To find the structures where all or a specific drug molecule is bound to biological macromolecules, set up the query as appropriate and change the "Return type" to Structure:
This example queries for all structures that have an FDA approved drug bound to it.
This search example queries for all structures in the PDB that have the specific small molecule drug Gleevec or STI bound to it.
Withdrawn
Following their approval for use in a clinical setting, some drugs may be withdrawn due to harmful side-effects. For example, the painkiller Vioxx, also known as Rofecoxib (RCX in PDB entry 5kir) was recalled due to discovery of increased chances of heart attack and stroke.
This search example helps find all the withdrawn drugs
Combined Queries with DrugBank information
You may combine the search for FDA approved drugs with other annotations that are relevant in the context of specific macromolecular structure, using the Structure Attributes section.
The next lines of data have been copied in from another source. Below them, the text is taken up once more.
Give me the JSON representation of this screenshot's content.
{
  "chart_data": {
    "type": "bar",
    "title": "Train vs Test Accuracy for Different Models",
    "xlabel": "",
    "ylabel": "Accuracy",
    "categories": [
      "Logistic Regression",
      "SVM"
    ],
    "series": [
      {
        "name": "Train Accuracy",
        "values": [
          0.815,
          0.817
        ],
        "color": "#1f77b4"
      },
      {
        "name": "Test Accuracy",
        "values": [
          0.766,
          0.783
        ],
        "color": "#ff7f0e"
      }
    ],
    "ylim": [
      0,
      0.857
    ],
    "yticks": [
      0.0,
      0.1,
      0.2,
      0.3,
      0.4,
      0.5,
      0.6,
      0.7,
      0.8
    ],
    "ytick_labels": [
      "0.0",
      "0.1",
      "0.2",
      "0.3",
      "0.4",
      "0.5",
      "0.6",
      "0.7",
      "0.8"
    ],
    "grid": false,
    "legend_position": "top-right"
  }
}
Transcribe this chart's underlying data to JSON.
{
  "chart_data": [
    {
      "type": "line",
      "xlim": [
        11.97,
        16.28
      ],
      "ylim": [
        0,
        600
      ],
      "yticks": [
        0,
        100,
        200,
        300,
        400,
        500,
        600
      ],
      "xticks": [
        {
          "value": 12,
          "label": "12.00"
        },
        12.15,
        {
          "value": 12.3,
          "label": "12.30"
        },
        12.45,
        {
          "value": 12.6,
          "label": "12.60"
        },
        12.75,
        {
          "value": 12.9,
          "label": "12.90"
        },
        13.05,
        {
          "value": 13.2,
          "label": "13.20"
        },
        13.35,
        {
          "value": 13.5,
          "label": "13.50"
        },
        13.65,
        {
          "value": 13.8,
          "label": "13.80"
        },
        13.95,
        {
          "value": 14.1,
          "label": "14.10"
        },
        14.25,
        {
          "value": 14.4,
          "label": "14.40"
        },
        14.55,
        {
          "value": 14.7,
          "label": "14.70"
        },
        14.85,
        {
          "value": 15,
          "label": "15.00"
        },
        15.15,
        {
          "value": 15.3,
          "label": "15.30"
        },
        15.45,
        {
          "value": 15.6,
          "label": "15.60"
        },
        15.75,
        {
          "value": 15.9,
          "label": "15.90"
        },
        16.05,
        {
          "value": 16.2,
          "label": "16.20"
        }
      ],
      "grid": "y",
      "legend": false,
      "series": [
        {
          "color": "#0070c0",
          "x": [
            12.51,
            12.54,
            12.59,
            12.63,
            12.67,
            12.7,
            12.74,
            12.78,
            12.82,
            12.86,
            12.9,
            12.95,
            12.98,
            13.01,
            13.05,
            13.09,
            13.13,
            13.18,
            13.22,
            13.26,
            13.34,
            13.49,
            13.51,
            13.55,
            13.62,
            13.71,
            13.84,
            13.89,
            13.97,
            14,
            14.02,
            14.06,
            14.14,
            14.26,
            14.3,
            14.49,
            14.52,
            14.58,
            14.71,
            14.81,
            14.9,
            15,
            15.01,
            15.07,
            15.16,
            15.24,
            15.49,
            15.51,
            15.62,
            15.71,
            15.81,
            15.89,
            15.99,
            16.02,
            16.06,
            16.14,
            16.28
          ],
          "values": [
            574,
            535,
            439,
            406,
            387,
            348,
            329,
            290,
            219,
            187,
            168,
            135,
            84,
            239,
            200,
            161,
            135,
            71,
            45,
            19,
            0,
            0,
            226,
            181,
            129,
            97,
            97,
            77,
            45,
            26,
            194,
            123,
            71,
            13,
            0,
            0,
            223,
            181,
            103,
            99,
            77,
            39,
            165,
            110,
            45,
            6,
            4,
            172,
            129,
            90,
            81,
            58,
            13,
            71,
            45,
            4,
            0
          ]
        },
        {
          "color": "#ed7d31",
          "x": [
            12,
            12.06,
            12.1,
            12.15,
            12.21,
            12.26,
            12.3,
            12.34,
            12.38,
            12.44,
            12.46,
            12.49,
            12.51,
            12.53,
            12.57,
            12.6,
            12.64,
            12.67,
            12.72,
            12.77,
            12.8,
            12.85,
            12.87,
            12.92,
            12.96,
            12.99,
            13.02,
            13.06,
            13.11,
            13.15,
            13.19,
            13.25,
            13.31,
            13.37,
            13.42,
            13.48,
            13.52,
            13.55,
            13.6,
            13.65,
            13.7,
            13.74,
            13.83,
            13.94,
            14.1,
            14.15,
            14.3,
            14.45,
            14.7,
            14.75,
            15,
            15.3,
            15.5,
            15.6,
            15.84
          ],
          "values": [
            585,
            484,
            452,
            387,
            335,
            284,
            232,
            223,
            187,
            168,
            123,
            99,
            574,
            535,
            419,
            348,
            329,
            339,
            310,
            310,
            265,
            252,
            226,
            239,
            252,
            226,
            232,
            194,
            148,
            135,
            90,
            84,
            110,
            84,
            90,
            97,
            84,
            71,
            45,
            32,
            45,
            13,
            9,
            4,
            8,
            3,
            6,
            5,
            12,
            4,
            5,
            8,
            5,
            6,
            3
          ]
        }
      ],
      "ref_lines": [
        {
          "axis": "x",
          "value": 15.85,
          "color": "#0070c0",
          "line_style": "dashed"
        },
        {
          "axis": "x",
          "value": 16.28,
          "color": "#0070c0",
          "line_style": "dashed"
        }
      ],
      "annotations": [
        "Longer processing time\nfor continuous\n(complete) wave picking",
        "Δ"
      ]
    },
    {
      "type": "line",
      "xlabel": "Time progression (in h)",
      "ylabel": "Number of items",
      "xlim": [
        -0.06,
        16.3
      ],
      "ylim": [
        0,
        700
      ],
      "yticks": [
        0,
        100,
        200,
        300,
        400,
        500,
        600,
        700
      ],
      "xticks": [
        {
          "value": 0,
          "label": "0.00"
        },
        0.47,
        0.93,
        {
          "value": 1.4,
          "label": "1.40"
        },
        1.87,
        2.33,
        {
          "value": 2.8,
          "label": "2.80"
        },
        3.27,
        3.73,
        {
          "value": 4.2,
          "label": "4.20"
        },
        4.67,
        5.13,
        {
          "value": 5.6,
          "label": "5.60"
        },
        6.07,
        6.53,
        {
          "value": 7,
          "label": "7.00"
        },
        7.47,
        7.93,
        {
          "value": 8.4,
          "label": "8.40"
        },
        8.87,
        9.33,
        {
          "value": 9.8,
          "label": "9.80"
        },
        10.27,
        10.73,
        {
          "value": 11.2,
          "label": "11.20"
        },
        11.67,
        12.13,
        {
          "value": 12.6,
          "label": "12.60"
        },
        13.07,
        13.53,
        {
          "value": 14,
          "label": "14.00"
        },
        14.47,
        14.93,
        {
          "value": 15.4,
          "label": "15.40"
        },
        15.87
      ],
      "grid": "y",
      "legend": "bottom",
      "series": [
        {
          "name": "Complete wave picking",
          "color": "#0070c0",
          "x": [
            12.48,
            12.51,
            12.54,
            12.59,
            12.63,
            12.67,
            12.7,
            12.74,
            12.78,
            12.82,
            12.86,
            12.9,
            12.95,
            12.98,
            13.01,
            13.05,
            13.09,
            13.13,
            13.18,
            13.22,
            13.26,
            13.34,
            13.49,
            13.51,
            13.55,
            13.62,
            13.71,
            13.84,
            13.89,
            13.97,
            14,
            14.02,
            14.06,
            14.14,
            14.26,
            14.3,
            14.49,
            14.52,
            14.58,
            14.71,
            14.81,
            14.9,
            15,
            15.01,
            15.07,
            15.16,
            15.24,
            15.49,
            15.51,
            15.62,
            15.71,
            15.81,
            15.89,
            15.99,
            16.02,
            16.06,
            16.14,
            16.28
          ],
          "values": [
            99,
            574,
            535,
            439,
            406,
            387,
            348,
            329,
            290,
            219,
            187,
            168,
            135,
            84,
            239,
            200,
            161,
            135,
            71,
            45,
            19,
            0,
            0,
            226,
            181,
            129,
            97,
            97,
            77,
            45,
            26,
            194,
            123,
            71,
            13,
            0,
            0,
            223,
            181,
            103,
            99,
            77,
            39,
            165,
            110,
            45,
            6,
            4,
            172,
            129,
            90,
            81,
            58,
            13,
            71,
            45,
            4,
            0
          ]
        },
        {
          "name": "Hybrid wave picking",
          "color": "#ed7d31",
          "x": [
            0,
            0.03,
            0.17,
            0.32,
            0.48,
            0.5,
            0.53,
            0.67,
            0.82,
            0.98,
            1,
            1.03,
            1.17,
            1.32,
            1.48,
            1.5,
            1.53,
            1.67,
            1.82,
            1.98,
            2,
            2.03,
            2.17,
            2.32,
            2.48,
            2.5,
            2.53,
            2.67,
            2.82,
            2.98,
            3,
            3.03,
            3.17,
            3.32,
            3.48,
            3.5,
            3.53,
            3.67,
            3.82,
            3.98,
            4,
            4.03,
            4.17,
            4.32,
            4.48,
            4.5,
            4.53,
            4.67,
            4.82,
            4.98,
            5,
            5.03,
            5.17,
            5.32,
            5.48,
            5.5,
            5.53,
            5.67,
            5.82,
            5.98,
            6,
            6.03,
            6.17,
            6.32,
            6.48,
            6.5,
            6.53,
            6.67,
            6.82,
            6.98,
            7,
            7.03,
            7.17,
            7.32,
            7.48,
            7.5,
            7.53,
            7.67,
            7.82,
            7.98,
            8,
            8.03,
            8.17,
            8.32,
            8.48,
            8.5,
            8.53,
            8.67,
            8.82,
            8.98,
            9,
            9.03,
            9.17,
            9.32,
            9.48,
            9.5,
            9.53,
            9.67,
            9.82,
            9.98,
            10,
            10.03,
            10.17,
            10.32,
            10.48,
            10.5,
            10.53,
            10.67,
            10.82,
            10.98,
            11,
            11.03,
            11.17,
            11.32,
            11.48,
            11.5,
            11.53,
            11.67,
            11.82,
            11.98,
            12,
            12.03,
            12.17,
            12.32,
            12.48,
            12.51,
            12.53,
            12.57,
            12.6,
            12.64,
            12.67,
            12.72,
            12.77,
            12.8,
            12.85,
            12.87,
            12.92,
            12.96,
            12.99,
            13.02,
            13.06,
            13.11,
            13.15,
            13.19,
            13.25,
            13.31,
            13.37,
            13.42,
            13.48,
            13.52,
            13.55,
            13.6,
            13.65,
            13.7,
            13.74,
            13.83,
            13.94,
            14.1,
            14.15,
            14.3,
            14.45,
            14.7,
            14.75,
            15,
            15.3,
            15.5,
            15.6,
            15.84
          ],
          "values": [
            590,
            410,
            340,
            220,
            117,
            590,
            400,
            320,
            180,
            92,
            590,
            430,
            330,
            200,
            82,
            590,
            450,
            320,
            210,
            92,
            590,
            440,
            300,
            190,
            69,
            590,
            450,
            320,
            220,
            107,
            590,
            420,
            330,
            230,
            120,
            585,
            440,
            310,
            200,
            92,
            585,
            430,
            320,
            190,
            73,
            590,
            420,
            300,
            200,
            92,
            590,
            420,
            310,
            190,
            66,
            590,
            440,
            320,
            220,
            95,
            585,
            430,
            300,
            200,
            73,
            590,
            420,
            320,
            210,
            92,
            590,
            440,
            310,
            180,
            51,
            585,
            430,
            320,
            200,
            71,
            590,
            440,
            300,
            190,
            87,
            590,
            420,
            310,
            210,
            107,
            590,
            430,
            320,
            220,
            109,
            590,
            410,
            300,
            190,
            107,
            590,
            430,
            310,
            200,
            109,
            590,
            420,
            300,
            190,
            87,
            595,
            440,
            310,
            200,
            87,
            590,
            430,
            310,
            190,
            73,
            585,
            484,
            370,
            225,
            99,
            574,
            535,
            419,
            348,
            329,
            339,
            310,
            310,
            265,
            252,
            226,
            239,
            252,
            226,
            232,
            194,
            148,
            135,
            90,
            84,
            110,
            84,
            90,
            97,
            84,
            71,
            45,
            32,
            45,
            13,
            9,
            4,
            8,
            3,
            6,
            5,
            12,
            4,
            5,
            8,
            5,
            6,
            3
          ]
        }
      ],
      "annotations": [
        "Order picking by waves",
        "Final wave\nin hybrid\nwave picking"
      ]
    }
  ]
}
For example, use this search to find all approved drugs that were annotated as a Ligand of Interest (LOI). Note that setting return type to Structure won’t guarantee that an approved drug and LOI are the same component.
Publications
Search for PDB structures that do not have a publication associated with it.
This search example queries for structures in the PDB that have the primary publication journal listed as "To be published".
Computed Structure Models (CSMs)
As of August 2022, CSMs predicted by AlphaFold2 (Jumper et al., 2021) and RoseTTAFold (Baek et al., 2021)] are available from RCSB.org for query, visualization, and analysis.
No Experimental Structures available:
To search for mouse proteins that have CSMs but do not have a corresponding experimental structure.
Approach the problem as follows to see examples:
1. Search for all mouse sequences
2. Group by UniProt ID
3. Order results by group size (starting from smallest)
The groups of size 1 that are listed first mostly contain only models with no experimental data.
Predicted structure confidence
Query for high-quality (pLDDT > 90) computed structure models of human proteins.